Metabolic and endocrine disorders
Olanzapine has the highest risk of obesity and metabolic disorders compared to other antipsychotics. In patients taking olanzapine 15 mg per day, after a year of therapy, body weight increases by an average of 11.8 kg. An increase in weight during treatment with this drug is noted up to 12% of the initial weight of patients. Weight gain can be up to 20-45 kg.
The consequences of obesity and metabolic disorders caused by antipsychotics seem to be no different from the consequences of obesity caused by any other causes, that is, they include an increased risk of coronary heart disease, arterial hypertension, cancer, diabetes mellitus, osteoarthritis, sleep apnea , cholelithiasis, myocardial infarction and stroke. The use of olanzapine statistically significantly increases the risk of developing diabetes by 6 times.
The metabolic disturbances mentioned above are caused by olanzapine not only in patients with mental disorders, but also in mentally healthy individuals. Studies have also shown that olanzapine reduces insulin sensitivity in healthy men after eight or ten days of use.
Diabetic ketoacidosis, a relatively rare and extremely dangerous complication of diabetes, can also be caused by olanzapine. Cases have been repeatedly noted when diabetic ketoacidosis developed suddenly, in the absence of previously diagnosed diabetes. The possibility of diabetic ketoacidosis must always be kept in mind: its mental manifestations are easily confused with the symptoms of schizophrenia.
At the beginning of treatment, especially when choosing a dosage, observation is necessary:
- extrapyramidal side effects,
- orthostatic hypotension and reflex tachycardia,
- drowsiness,
- weight gain,
- hyperglycemia and hyperlipoproteinemia are possible.
The risk of orthostatic hypotension is increased when olanzapine is taken concomitantly with benzodiazepines. Drowsiness at the beginning of treatment develops often, so the drug is best taken at night.
Due to the possibility of developing agranulocytosis, it is desirable to conduct weekly blood monitoring during the first 18 weeks of therapy in patients taking olanzapine, and then monthly.
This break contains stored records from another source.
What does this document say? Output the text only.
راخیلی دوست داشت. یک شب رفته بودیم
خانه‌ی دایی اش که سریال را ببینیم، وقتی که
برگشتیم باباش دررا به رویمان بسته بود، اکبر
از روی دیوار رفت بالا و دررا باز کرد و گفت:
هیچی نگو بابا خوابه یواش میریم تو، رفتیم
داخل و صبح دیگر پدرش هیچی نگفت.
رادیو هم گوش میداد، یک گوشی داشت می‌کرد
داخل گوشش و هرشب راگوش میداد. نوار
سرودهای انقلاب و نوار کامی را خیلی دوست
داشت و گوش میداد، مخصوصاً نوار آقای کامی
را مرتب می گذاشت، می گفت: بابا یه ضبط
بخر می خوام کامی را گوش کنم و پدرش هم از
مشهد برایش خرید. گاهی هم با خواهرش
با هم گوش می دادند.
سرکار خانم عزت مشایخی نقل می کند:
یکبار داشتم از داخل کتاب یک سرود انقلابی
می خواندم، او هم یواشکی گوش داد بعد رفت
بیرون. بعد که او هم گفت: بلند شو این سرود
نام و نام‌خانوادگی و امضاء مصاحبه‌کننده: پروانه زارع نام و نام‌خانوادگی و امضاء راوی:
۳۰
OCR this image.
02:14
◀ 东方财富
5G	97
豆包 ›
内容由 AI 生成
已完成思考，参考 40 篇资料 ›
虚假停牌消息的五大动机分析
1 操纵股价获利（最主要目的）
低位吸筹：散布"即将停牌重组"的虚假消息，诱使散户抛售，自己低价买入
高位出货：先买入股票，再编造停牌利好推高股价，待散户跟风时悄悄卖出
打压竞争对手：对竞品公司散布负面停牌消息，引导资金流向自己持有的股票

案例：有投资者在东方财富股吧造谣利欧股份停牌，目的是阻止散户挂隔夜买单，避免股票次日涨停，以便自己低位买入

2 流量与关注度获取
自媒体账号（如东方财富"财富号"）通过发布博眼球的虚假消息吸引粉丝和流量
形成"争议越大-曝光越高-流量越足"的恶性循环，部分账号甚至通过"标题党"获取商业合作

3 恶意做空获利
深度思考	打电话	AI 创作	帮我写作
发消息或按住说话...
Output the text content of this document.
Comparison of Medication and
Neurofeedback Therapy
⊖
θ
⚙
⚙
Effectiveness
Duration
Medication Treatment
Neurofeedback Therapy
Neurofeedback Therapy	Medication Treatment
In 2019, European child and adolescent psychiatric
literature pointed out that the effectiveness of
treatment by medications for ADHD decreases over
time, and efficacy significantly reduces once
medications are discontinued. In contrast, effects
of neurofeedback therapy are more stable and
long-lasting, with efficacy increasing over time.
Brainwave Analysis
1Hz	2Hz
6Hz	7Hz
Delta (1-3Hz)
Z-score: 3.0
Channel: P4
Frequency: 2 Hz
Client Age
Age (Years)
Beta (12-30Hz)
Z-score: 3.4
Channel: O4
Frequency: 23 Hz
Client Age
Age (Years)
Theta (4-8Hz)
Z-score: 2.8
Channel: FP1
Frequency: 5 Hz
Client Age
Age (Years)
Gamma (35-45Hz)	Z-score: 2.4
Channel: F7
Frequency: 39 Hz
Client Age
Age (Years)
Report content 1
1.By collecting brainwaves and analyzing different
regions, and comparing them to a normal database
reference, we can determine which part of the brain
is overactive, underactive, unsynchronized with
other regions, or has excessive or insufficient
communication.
When initially prescribing olanzapine, it is necessary to assess the likelihood of a patient gaining weight, taking into account his body mass index, history, general clinical feeling of a tendency to be overweight. When observing a patient taking olanzapine, it is important to consider the basic principle of weight gain control: a seven percent increase in body weight from the initial body weight is an absolute contraindication to further use of the drug.
To prevent the development of life-threatening conditions associated with diabetes (acidosis and coma), early recognition and treatment of developing diabetes is necessary. Psychiatrists in therapy with olanzapine should be alert to symptoms of diabetes such as weight loss, drowsiness, thirst, polyuria, and, if necessary, provide their patient with an endocrinologist's consultation.
Olanzapine can also cause the development of neuroleptic malignant syndrome, a potentially fatal symptom complex, the clinical manifestations of which include:
- a significant increase in body temperature,
- muscle rigidity,
- changes in mental status and autonomic disorders (unstable pulse or blood pressure, tachycardia, cardiac arrhythmia, increased sweating).
Additional signs may include an increase in CPK levels, myoglobinuria (rhabdomyolysis), and acute renal failure. Clinical manifestations of neuroleptic malignant syndrome or a significant increase in body temperature without other symptoms of this syndrome require the abolition of all antipsychotics, including olanzapine.
In comparative studies lasting more than 6 weeks, treatment with olanzapine was sometimes accompanied by the development of tardive dyskinesia (an irreversible neurological side effect). With the development of signs of tardive dyskinesia, it is recommended to reduce the dose or stop olanzapine. Symptoms of tardive dyskinesia may increase or begin after discontinuation of the drug.
With extreme caution, the drug should be used with an increase in the activity of AST and ALT in patients with insufficiency of liver function, a limited functional reserve of the liver, or in patients receiving treatment with potentially hepatotoxic drugs. In the event of an increase in AST and / or ALT activity during treatment with olanzapine, careful monitoring of the patient and, if necessary, dose reduction is required.
Olanzapine should be used with caution in patients with a history of seizures or those exposed to factors that lower the seizure threshold. Seizures have rarely been observed in these patients treated with olanzapine.
Under in vitro conditions, olanzapine exhibits dopamine antagonism and, like other antipsychotics, inhibits the action of levodopa and dopamine agonists.
Withdrawal of olanzapine may result in cholinergic withdrawal effects, including flu-like symptoms, insomnia, agitation, confusion, restlessness, anxiety, and extrapyramidal disorders. To prevent the cholinergic effects of withdrawal, a gradual decrease in the dose of the drug is recommended (and, if it is planned to switch to another antipsychotic, a gradual increase in the doses of this antipsychotic), with the development of withdrawal symptoms, a “step back” to the previous dose of the drug being withdrawn, and its slower withdrawal, in if necessary, the appointment of correctors and benzodiazepines.